In 2015, Acala cotton sold for $487 per bale, up from $451 in 2014; Pima cotton bales sold for $687 in 2015, down from $871 the year prior, according to the crop report.
Tulare County also has some cotton plantings with 9,860 harvested acres last year, according to that county’s 2015 Agricultural Crop Report. It, too, has seen routinely declining cotton production.
Cotton was the Number three commodity for Kings County in 2015. In the years prior to that, it was Number two, behind only milk. Fifty years ago, cotton was Number one. Back in the late ‘70s, cotton plantings took up some 287,000 acres in Kings County and approximately 219,000 acres in Tulare County.
Kings County nonetheless remains the top producer of cotton lint and cottonseed oil within the state.
“Acres [planted] are up, statewide,” said Stan Creelman, manager of Mid-Valley Cotton Growers Inc., in Tulare. “We’re up [locally] about 20-26%,” he said.
This is promising for the cotton industry and cotton gin facilities.
Mid-Valley Cotton Growers runs a local cotton gin facility and receives cotton from neighboring counties every year.
While cotton pricing definitely has something to do with the rise, Creelman also attributes the increase in cotton planting to the fact that it uses less water to grow than some competing crops such as corn or black-eyed peas, he said. While some plantings have simply been a rotation in crop, some fields that had been fallow due to the drought are back in production this year with cotton.

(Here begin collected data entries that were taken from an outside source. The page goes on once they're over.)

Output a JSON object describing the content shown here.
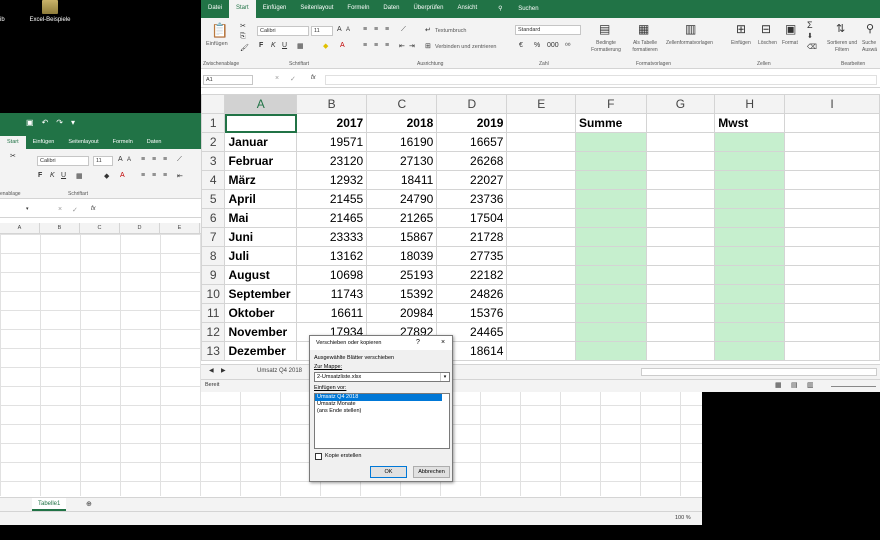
{
  "desktop": {
    "icons": [
      {
        "label": "Excel-Beispiele"
      }
    ],
    "partial_label": "ib"
  },
  "back_window": {
    "tabs": [
      "Start",
      "Einfügen",
      "Seitenlayout",
      "Formeln",
      "Daten"
    ],
    "active_tab": "Start",
    "font": "Calibri",
    "size": "11",
    "groups": [
      "enablage",
      "Schriftart"
    ],
    "columns": [
      "A",
      "B",
      "C",
      "D",
      "E"
    ],
    "sheet_tab": "Tabelle1",
    "zoom": "100 %"
  },
  "front_window": {
    "tabs": [
      "Datei",
      "Start",
      "Einfügen",
      "Seitenlayout",
      "Formeln",
      "Daten",
      "Überprüfen",
      "Ansicht",
      "Suchen"
    ],
    "active_tab": "Start",
    "ribbon": {
      "paste": "Einfügen",
      "font": "Calibri",
      "size": "11",
      "wrap": "Textumbruch",
      "merge": "Verbinden und zentrieren",
      "number_format": "Standard",
      "cond_format": [
        "Bedingte",
        "Formatierung"
      ],
      "as_table": [
        "Als Tabelle",
        "formatieren"
      ],
      "cell_styles": "Zellenformatvorlagen",
      "insert": "Einfügen",
      "delete": "Löschen",
      "format": "Format",
      "sort": [
        "Sortieren und",
        "Filtern"
      ],
      "search": [
        "Suche",
        "Auswä"
      ],
      "groups": [
        "Zwischenablage",
        "Schriftart",
        "Ausrichtung",
        "Zahl",
        "Formatvorlagen",
        "Zellen",
        "Bearbeiten"
      ]
    },
    "namebox": "A1",
    "fx": "fx",
    "columns": [
      "A",
      "B",
      "C",
      "D",
      "E",
      "F",
      "G",
      "H",
      "I"
    ],
    "header_row": {
      "b": "2017",
      "c": "2018",
      "d": "2019",
      "f": "Summe",
      "h": "Mwst"
    },
    "rows": [
      {
        "n": "2",
        "m": "Januar",
        "a": "19571",
        "b": "16190",
        "c": "16657"
      },
      {
        "n": "3",
        "m": "Februar",
        "a": "23120",
        "b": "27130",
        "c": "26268"
      },
      {
        "n": "4",
        "m": "März",
        "a": "12932",
        "b": "18411",
        "c": "22027"
      },
      {
        "n": "5",
        "m": "April",
        "a": "21455",
        "b": "24790",
        "c": "23736"
      },
      {
        "n": "6",
        "m": "Mai",
        "a": "21465",
        "b": "21265",
        "c": "17504"
      },
      {
        "n": "7",
        "m": "Juni",
        "a": "23333",
        "b": "15867",
        "c": "21728"
      },
      {
        "n": "8",
        "m": "Juli",
        "a": "13162",
        "b": "18039",
        "c": "27735"
      },
      {
        "n": "9",
        "m": "August",
        "a": "10698",
        "b": "25193",
        "c": "22182"
      },
      {
        "n": "10",
        "m": "September",
        "a": "11743",
        "b": "15392",
        "c": "24826"
      },
      {
        "n": "11",
        "m": "Oktober",
        "a": "16611",
        "b": "20984",
        "c": "15376"
      },
      {
        "n": "12",
        "m": "November",
        "a": "17934",
        "b": "27892",
        "c": "24465"
      },
      {
        "n": "13",
        "m": "Dezember",
        "a": "",
        "b": "",
        "c": "18614"
      }
    ],
    "sheet_tab": "Umsatz Q4 2018",
    "status": "Bereit",
    "green": "#c6efce"
  },
  "dialog": {
    "title": "Verschieben oder kopieren",
    "help": "?",
    "close": "×",
    "move_label": "Ausgewählte Blätter verschieben",
    "to_book_label": "Zur Mappe:",
    "book": "2-Umsatzliste.xlsx",
    "insert_before_label": "Einfügen vor:",
    "items": [
      "Umsatz Q4 2018",
      "Umsatz Monate",
      "(ans Ende stellen)"
    ],
    "copy_label": "Kopie erstellen",
    "ok": "OK",
    "cancel": "Abbrechen"
  },
  "colors": {
    "excel_green": "#217346",
    "cell_green": "#c6efce",
    "selection": "#0078d7"
  }
}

Weather permitting, the cotton should yield on average about three and three-quarters bales per acre for Upland cotton (Acala is a high-quality Upland variety) and three bales per acre for Pima cotton, Creelman said.

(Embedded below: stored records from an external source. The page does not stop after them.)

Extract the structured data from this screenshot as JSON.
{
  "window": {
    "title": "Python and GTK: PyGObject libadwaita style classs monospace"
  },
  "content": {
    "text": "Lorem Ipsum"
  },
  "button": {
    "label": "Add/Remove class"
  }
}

According to Calcot Cotton Marketing Services, California maintains approximately 5-8% of the country’s cotton plantings, but 10-14% of the US yearly production, because the state gets “phenomenally high yields,” netting more bales per acre. But the cost of production is also higher, keeping profit margins tight. About 80-85% of California’s raw cotton is exported to Pacific Rim countries, as well as Turkey, India and China.
Defoliation is under way, Lantsberger said, and harvesting should begin with a couple of weeks.